The Toughest Call: Conversion Therapy

Jennifer Lee thought she'd found the man of her dreams when she met Steve Lee. He was handsome, sensitive and most of all funny.

They quickly fell in love and after Jennifer converted to Mormonism, they married. After a few years, they welcomed a son. Despite their seemingly happy, secure relationship, Steve was hiding a secret, one he'd had since he was 19 years old.

Jennifer was devastated when her husband told her he is gay.

She was suddenly faced with the toughest call she could imagine: should she stay with her husband who has just come out to her or should she leave him? Although the news shocked and upset her, Jennifer decided something could be done.

"I started to convince myself it didn't have to be," Jennifer said, "and I started to convince him it didn't have to be and he agreed."

Steve, a devout Mormon, feared God would not accept him if he were gay. The couple met with their bishop who urged Steve to rid himself of his homosexuality by going through conversion therapy, a controversial program intended to eliminate homosexual feelings. Steve felt he had no choice.

"I wanted to be accepted by God," he said. "I wanted to be loved. That was everything to me. And so I saw no other route."

So every week Steve joined other Mormon men for group therapy. Most conversion therapy involves different forms of behavior modification, attempting to make people straight by having them act straight. Some programs even teach men about stereotypically "male" activities, such as talking about football and changing motor oil. Steve did not find that his experience with conversion therapy was at all therapeutic.

"I would definitely call it brainwashing," he said. "It was an exercise in humiliation."

There is much skepticism surrounding conversion therapy and whether it's even possible to reverse someone's sexual orientation. Most professional health organizations reject the theories behind conversion therapy, and many have even deemed it a potentially harmful "treatment."

Jack Drescher is a psychiatrist in New York and warns that not only is conversion therapy unlikely to work, it can be very dangerous.

"Patients feel more depressed and anxious when the treatment doesn't work," Drescher said. "They blame themselves. Some people became suicidal."

Are Conversions Successful?

The largest faith-based conversion therapy program in the country is Love in Action, which is located in Memphis, Tenn. Eight years ago "20/20" was invited to meet nine participants in the program who were attempting to purge themselves of what they called "homosexual behaviors."

James Serra, one of those men, says he is one of the program's success stories. Serra stayed in the program for three years, and today he's a counselor at Love in Action.

When asked whether he was a gay man or a straight man, Serra answered, "I'm a man, period. And the way I see it, it's a behavior. Homosexual, heterosexual is a behavior."

While Serra admits he is still attracted to men, he emphasizes that he has not acted on those feelings in eight years. Even though he has yet to have a relationship with a woman, he hopes that one day he will get married and have children.

Wade Richards was Serra's roommate when "20/20" visited Love in Action. As a devout Christian, Richards says he was faced with the difficult call of whether to accept his attraction to men or try to change. Despite the time he spent in conversion therapy, he now lives his life as a gay man.

"I believe that a loving God would not have someone go through such a struggle," said Richards.

Big Bucks on Sexuality Conversion

The faith-based movement to convert people's sexuality is a lucrative industry. Last spring the conservative Christian organization Focus on the Family hosted a conference called "Love Won Out" at a megachurch in Nebraska. Parents were encouraged to bring their children to the conference so they could learn the church's take on homosexuality.

In addition to the $60 entrance fee, attendees could purchase books and videos, including a book by John Paulk, former chairman of Exodus International, a network with more than 11,000 affiliated ministries. Claiming to be "ex-gay" for more than a decade and happily married to a woman, Paulk was considered a poster child for conversion therapy.

Then in 2001, "20/20" reported that Paulk was photographed coming out of a gay bar in Washington, D.C. He is still married, but stepped down from Exodus. His book about his own conversion from homosexuality is still being sold.
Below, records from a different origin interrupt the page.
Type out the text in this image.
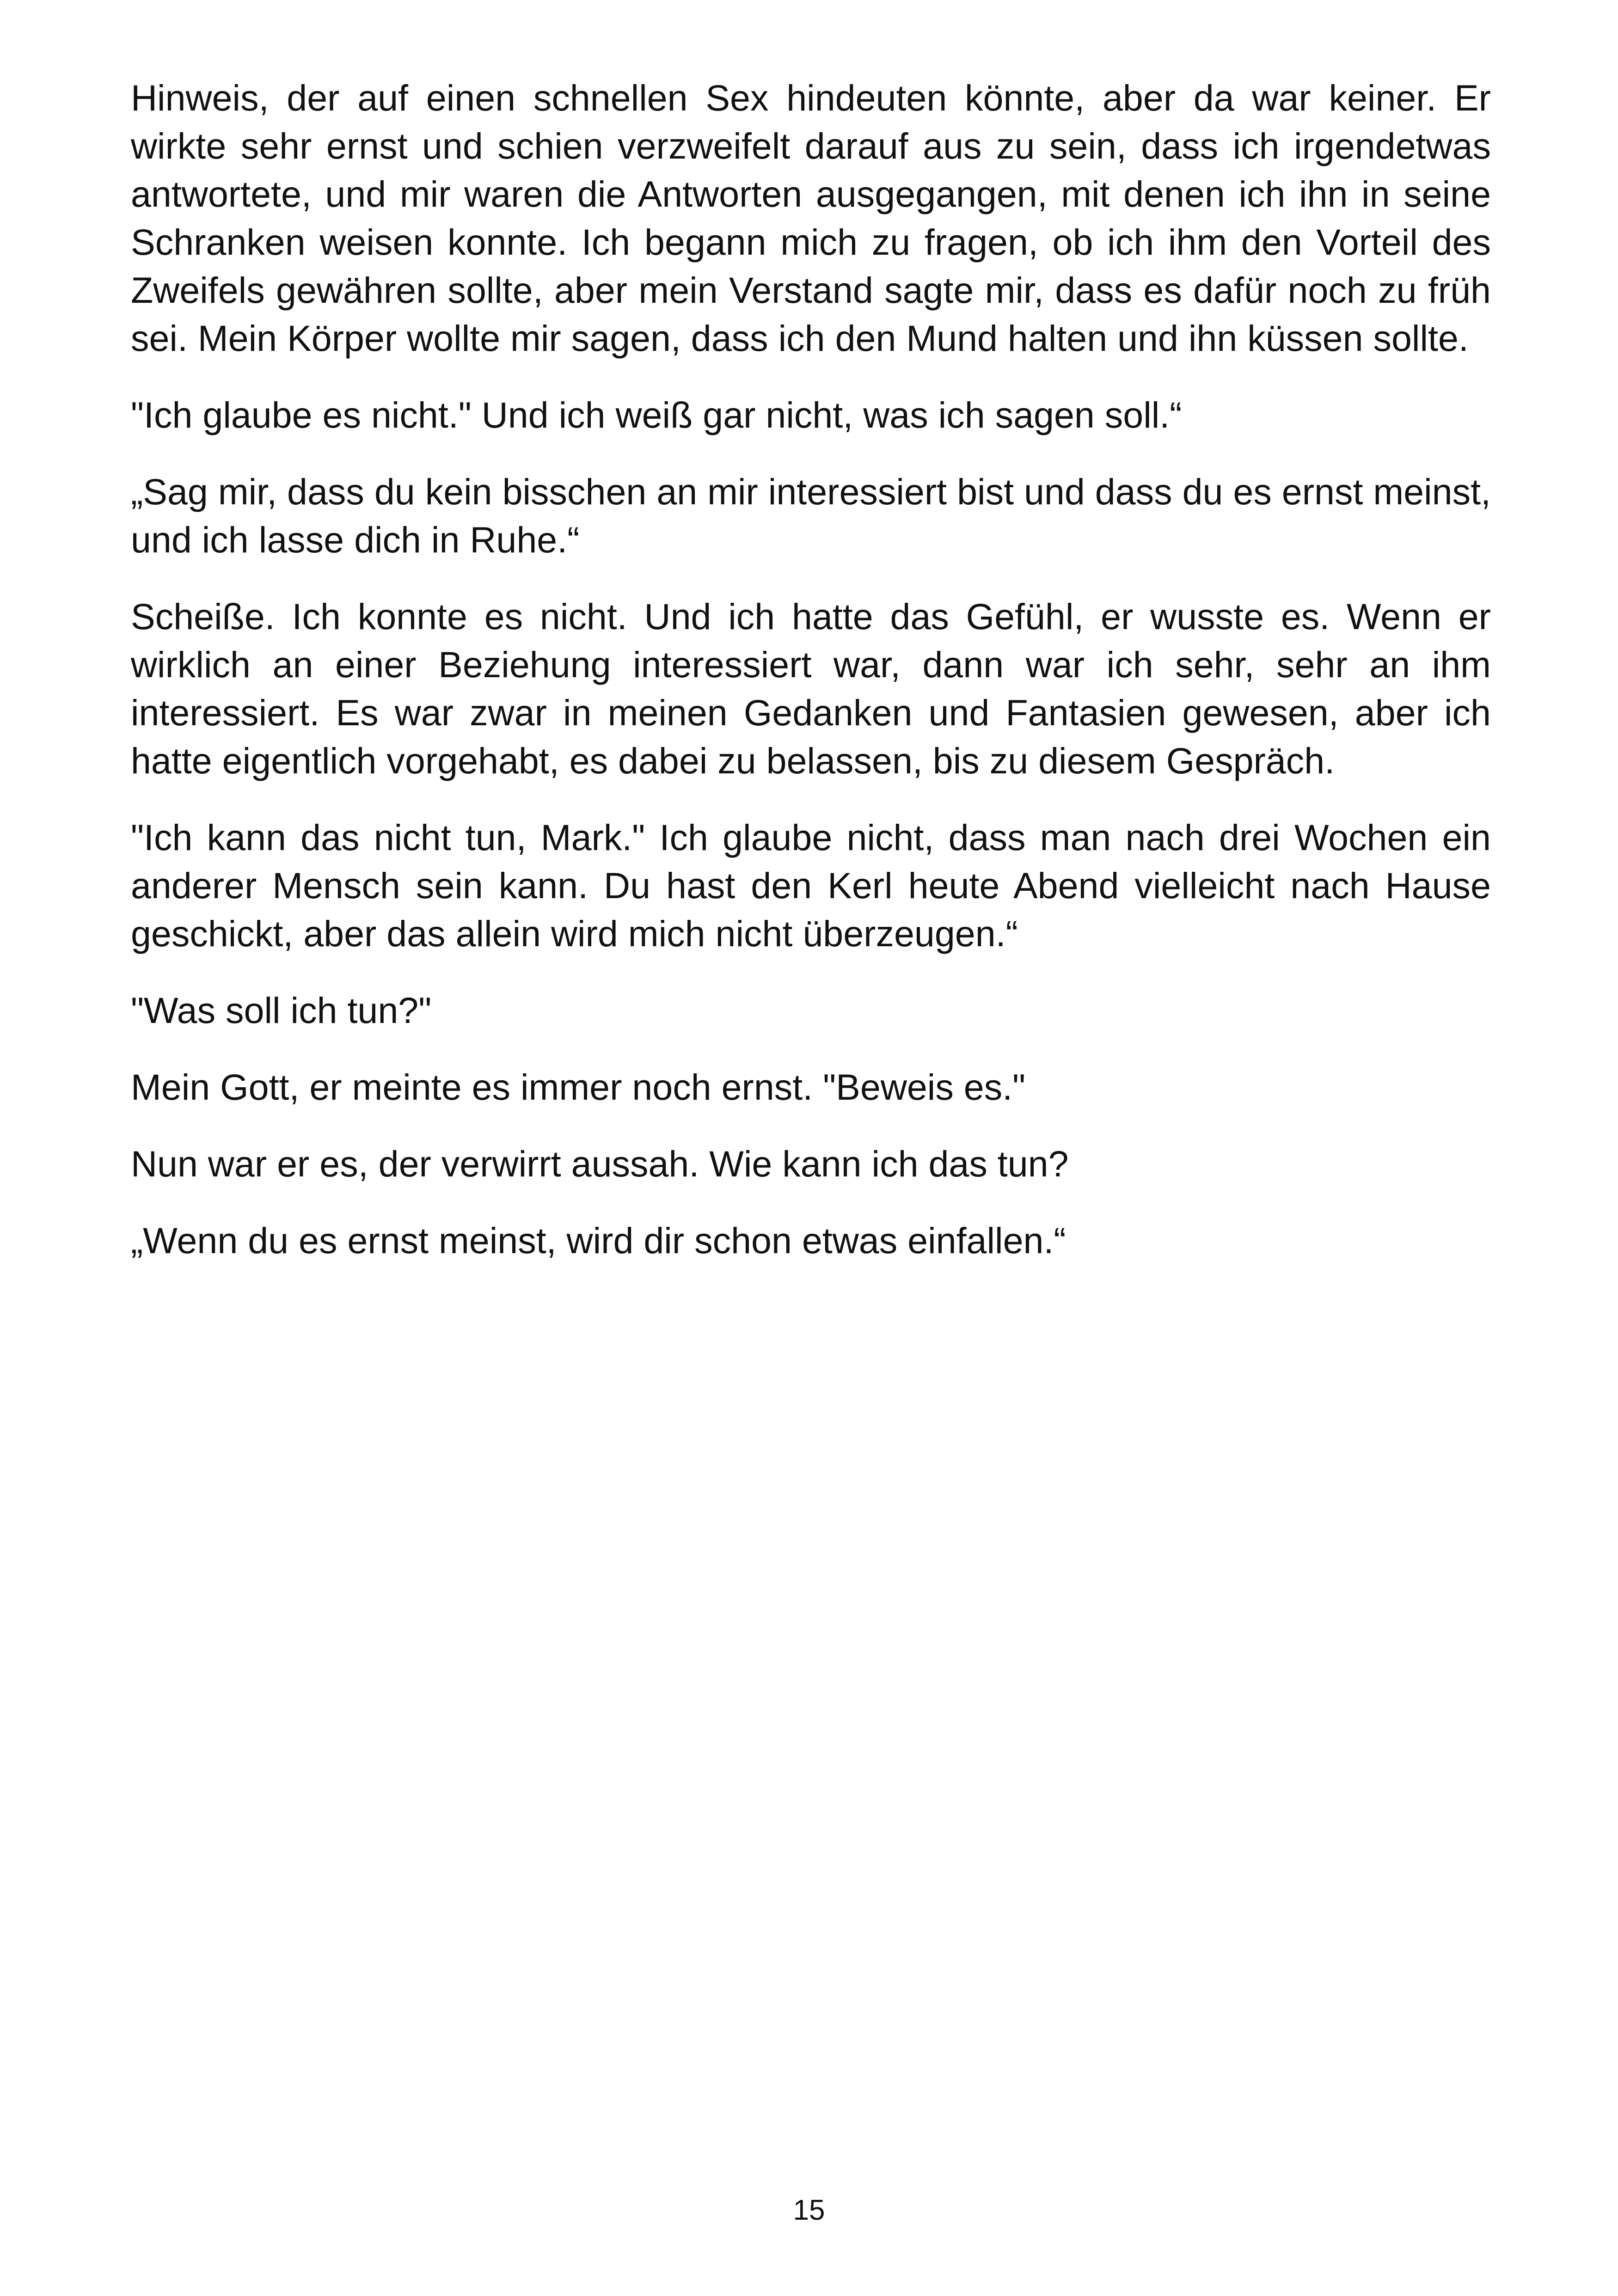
Hinweis, der auf einen schnellen Sex hindeuten könnte, aber da war keiner. Er wirkte sehr ernst und schien verzweifelt darauf aus zu sein, dass ich irgendetwas antwortete, und mir waren die Antworten ausgegangen, mit denen ich ihn in seine Schranken weisen konnte. Ich begann mich zu fragen, ob ich ihm den Vorteil des Zweifels gewähren sollte, aber mein Verstand sagte mir, dass es dafür noch zu früh sei. Mein Körper wollte mir sagen, dass ich den Mund halten und ihn küssen sollte.

"Ich glaube es nicht." Und ich weiß gar nicht, was ich sagen soll.“

„Sag mir, dass du kein bisschen an mir interessiert bist und dass du es ernst meinst, und ich lasse dich in Ruhe.“

Scheiße. Ich konnte es nicht. Und ich hatte das Gefühl, er wusste es. Wenn er wirklich an einer Beziehung interessiert war, dann war ich sehr, sehr an ihm interessiert. Es war zwar in meinen Gedanken und Fantasien gewesen, aber ich hatte eigentlich vorgehabt, es dabei zu belassen, bis zu diesem Gespräch.

"Ich kann das nicht tun, Mark." Ich glaube nicht, dass man nach drei Wochen ein anderer Mensch sein kann. Du hast den Kerl heute Abend vielleicht nach Hause geschickt, aber das allein wird mich nicht überzeugen.“

"Was soll ich tun?"

Mein Gott, er meinte es immer noch ernst. "Beweis es."

Nun war er es, der verwirrt aussah. Wie kann ich das tun?

„Wenn du es ernst meinst, wird dir schon etwas einfallen.“

15
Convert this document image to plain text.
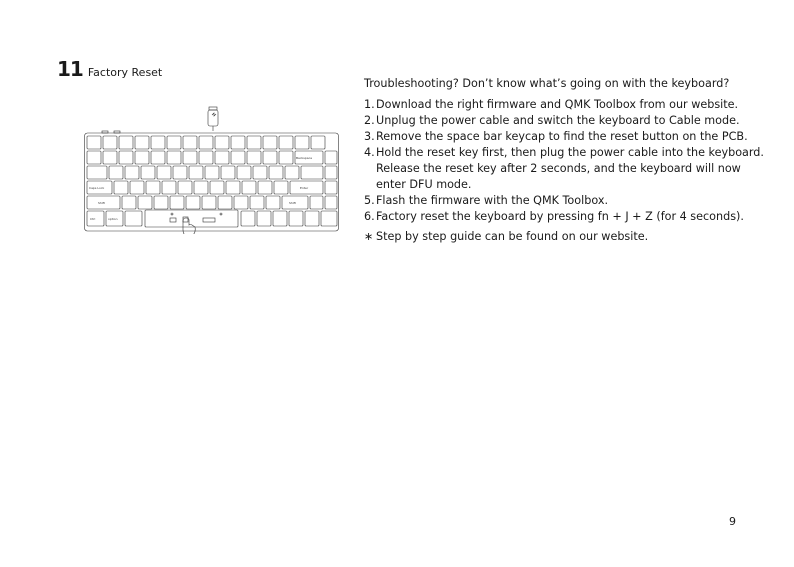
11 Factory Reset
Backspace
Caps Lock	Enter
Shift	Shift
Ctrl	option

Troubleshooting? Don’t know what’s going on with the keyboard?

1. Download the right firmware and QMK Toolbox from our website.
2. Unplug the power cable and switch the keyboard to Cable mode.
3. Remove the space bar keycap to find the reset button on the PCB.
4. Hold the reset key first, then plug the power cable into the keyboard. Release the reset key after 2 seconds, and the keyboard will now enter DFU mode.
5. Flash the firmware with the QMK Toolbox.
6. Factory reset the keyboard by pressing fn + J + Z (for 4 seconds).
∗ Step by step guide can be found on our website.
9
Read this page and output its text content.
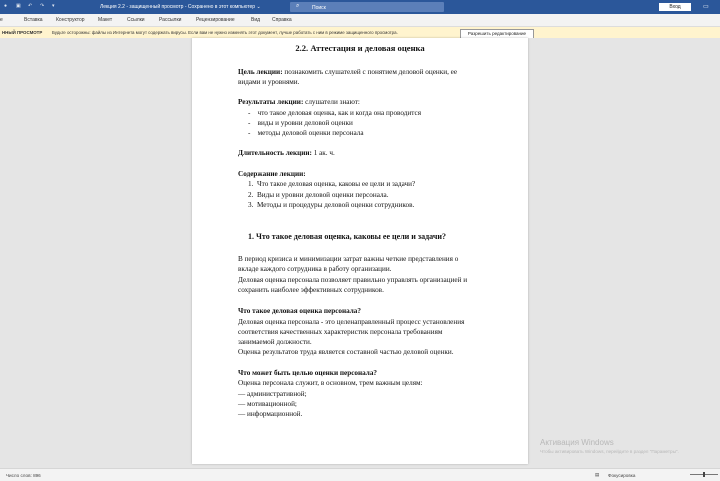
●	▣	↶	↷	▾	Лекция 2.2 - защищенный просмотр - Сохранено в этот компьютер ⌄	⌕	Поиск	Вход	▭
е	Вставка	Конструктор	Макет	Ссылки	Рассылки	Рецензирование	Вид Справка
ННЫЙ ПРОСМОТР Будьте осторожны: файлы из Интернета могут содержать вирусы. Если вам не нужно изменять этот документ, лучше работать с ним в режиме защищенного просмотра.	Разрешить редактирование
2.2. Аттестация и деловая оценка
Цель лекции: познакомить слушателей с понятием деловой оценки, ее
видами и уровнями.
Результаты лекции: слушатели знают:
-    что такое деловая оценка, как и когда она проводится
-    виды и уровни деловой оценки
-    методы деловой оценки персонала
Длительность лекции: 1 ак. ч.
Содержание лекции:
1.  Что такое деловая оценка, каковы ее цели и задачи?
2.  Виды и уровни деловой оценки персонала.
3.  Методы и процедуры деловой оценки сотрудников.
1. Что такое деловая оценка, каковы ее цели и задачи?
В период кризиса и минимизации затрат важны четкие представления о
вкладе каждого сотрудника в работу организации.
Деловая оценка персонала позволяет правильно управлять организацией и
сохранить наиболее эффективных сотрудников.
Что такое деловая оценка персонала?
Деловая оценка персонала - это целенаправленный процесс установления
соответствия качественных характеристик персонала требованиям
занимаемой должности.
Оценка результатов труда является составной частью деловой оценки.
Что может быть целью оценки персонала?
Оценка персонала служит, в основном, трем важным целям:
— административной;
— мотивационной;
— информационной.
Активация Windows
Чтобы активировать Windows, перейдите в раздел "Параметры".
Число слов: 896	▤ Фокусировка
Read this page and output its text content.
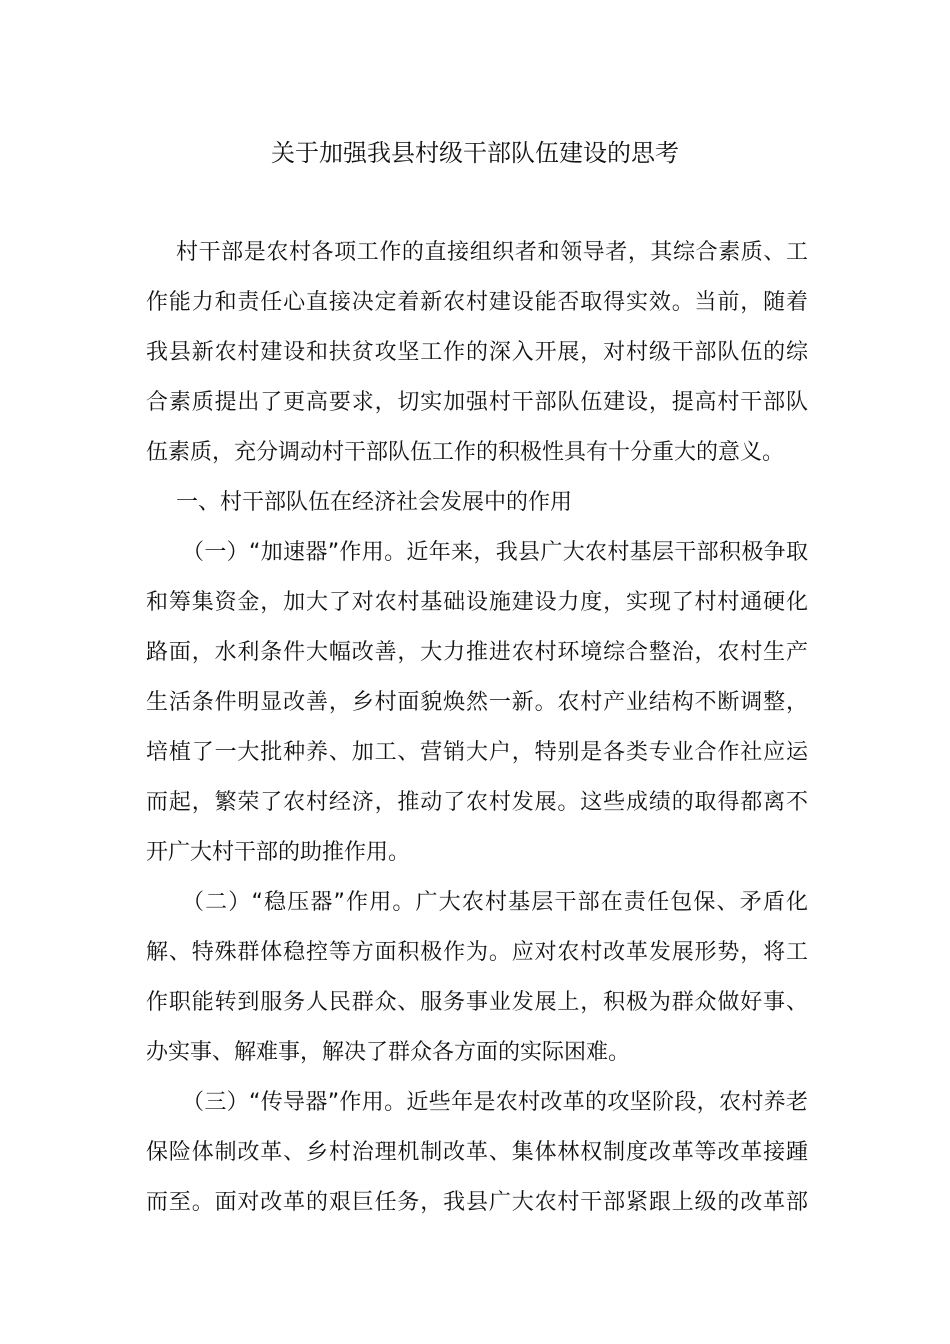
关于加强我县村级干部队伍建设的思考
村干部是农村各项工作的直接组织者和领导者，其综合素质、工
作能力和责任心直接决定着新农村建设能否取得实效。当前，随着
我县新农村建设和扶贫攻坚工作的深入开展，对村级干部队伍的综
合素质提出了更高要求，切实加强村干部队伍建设，提高村干部队
伍素质，充分调动村干部队伍工作的积极性具有十分重大的意义。
一、村干部队伍在经济社会发展中的作用
（一）“加速器”作用。近年来，我县广大农村基层干部积极争取
和筹集资金，加大了对农村基础设施建设力度，实现了村村通硬化
路面，水利条件大幅改善，大力推进农村环境综合整治，农村生产
生活条件明显改善，乡村面貌焕然一新。农村产业结构不断调整，
培植了一大批种养、加工、营销大户，特别是各类专业合作社应运
而起，繁荣了农村经济，推动了农村发展。这些成绩的取得都离不
开广大村干部的助推作用。
（二）“稳压器”作用。广大农村基层干部在责任包保、矛盾化
解、特殊群体稳控等方面积极作为。应对农村改革发展形势，将工
作职能转到服务人民群众、服务事业发展上，积极为群众做好事、
办实事、解难事，解决了群众各方面的实际困难。
（三）“传导器”作用。近些年是农村改革的攻坚阶段，农村养老
保险体制改革、乡村治理机制改革、集体林权制度改革等改革接踵
而至。面对改革的艰巨任务，我县广大农村干部紧跟上级的改革部
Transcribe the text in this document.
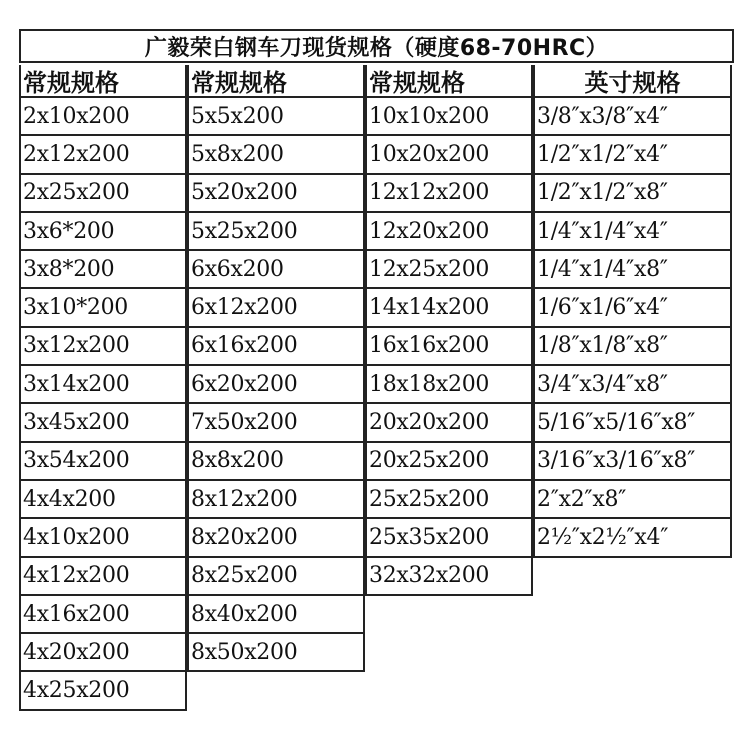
广毅荣白钢车刀现货规格（硬度68-70HRC）
常规规格
2x10x200
2x12x200
2x25x200
3x6*200
3x8*200
3x10*200
3x12x200
3x14x200
3x45x200
3x54x200
4x4x200
4x10x200
4x12x200
4x16x200
4x20x200
4x25x200
常规规格
5x5x200
5x8x200
5x20x200
5x25x200
6x6x200
6x12x200
6x16x200
6x20x200
7x50x200
8x8x200
8x12x200
8x20x200
8x25x200
8x40x200
8x50x200
常规规格
10x10x200
10x20x200
12x12x200
12x20x200
12x25x200
14x14x200
16x16x200
18x18x200
20x20x200
20x25x200
25x25x200
25x35x200
32x32x200
英寸规格
3/8″x3/8″x4″
1/2″x1/2″x4″
1/2″x1/2″x8″
1/4″x1/4″x4″
1/4″x1/4″x8″
1/6″x1/6″x4″
1/8″x1/8″x8″
3/4″x3/4″x8″
5/16″x5/16″x8″
3/16″x3/16″x8″
2″x2″x8″
2½″x2½″x4″
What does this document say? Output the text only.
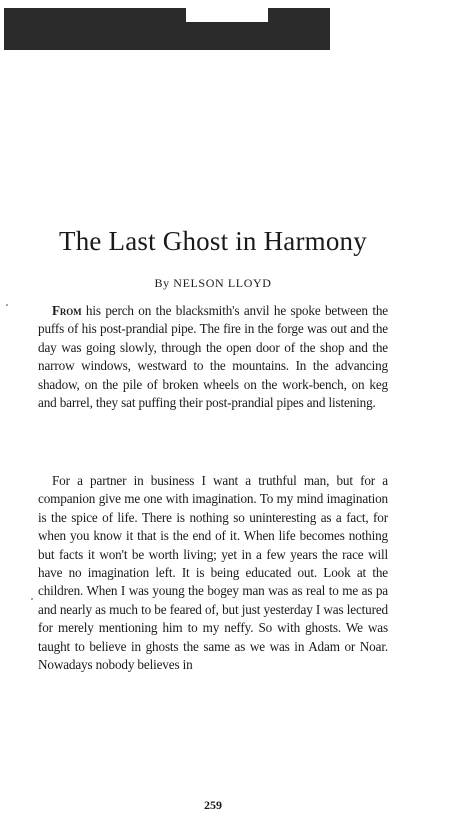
The Last Ghost in Harmony
By NELSON LLOYD

From his perch on the blacksmith's anvil he spoke between the puffs of his post-prandial pipe. The fire in the forge was out and the day was going slowly, through the open door of the shop and the narrow windows, westward to the mountains. In the advancing shadow, on the pile of broken wheels on the work-bench, on keg and barrel, they sat puffing their post-prandial pipes and listening.

For a partner in business I want a truthful man, but for a companion give me one with imagination. To my mind imagination is the spice of life. There is nothing so uninteresting as a fact, for when you know it that is the end of it. When life becomes nothing but facts it won't be worth living; yet in a few years the race will have no imagination left. It is being educated out. Look at the children. When I was young the bogey man was as real to me as pa and nearly as much to be feared of, but just yesterday I was lectured for merely mentioning him to my neffy. So with ghosts. We was taught to believe in ghosts the same as we was in Adam or Noar. Nowadays nobody believes in

259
Like many of the attendees at the "Love Won Out" conference, Steve and Jennifer had hoped that conversion therapy would be effective. After Steve went through a Mormon therapy program, Jennifer made the tough call to stay in the marriage. They subsequently had two more children, but all along, Steve felt painfully trapped.

"There wasn't a 15-minute segment of any day that went by that I did not feel terrible inside my head," Steve said.

After 16 years of marriage, Steve admitted to Jennifer that he had been having a long-term affair with another married man. The couple has now been divorced for four years, and Jennifer has written a book called "My Ex Is Having Sex With Rex."

Jennifer says, in retrospect, one of her biggest regrets in life was to believe that her husband's sexuality could be changed by conversion therapy. She wishes churches would embrace anyone and everyone, but doubts that will ever be a reality.

"In a utopian world, the churches would open their arms and accept everybody in the world for who they are," she said, "but I don't believe that's going to happen."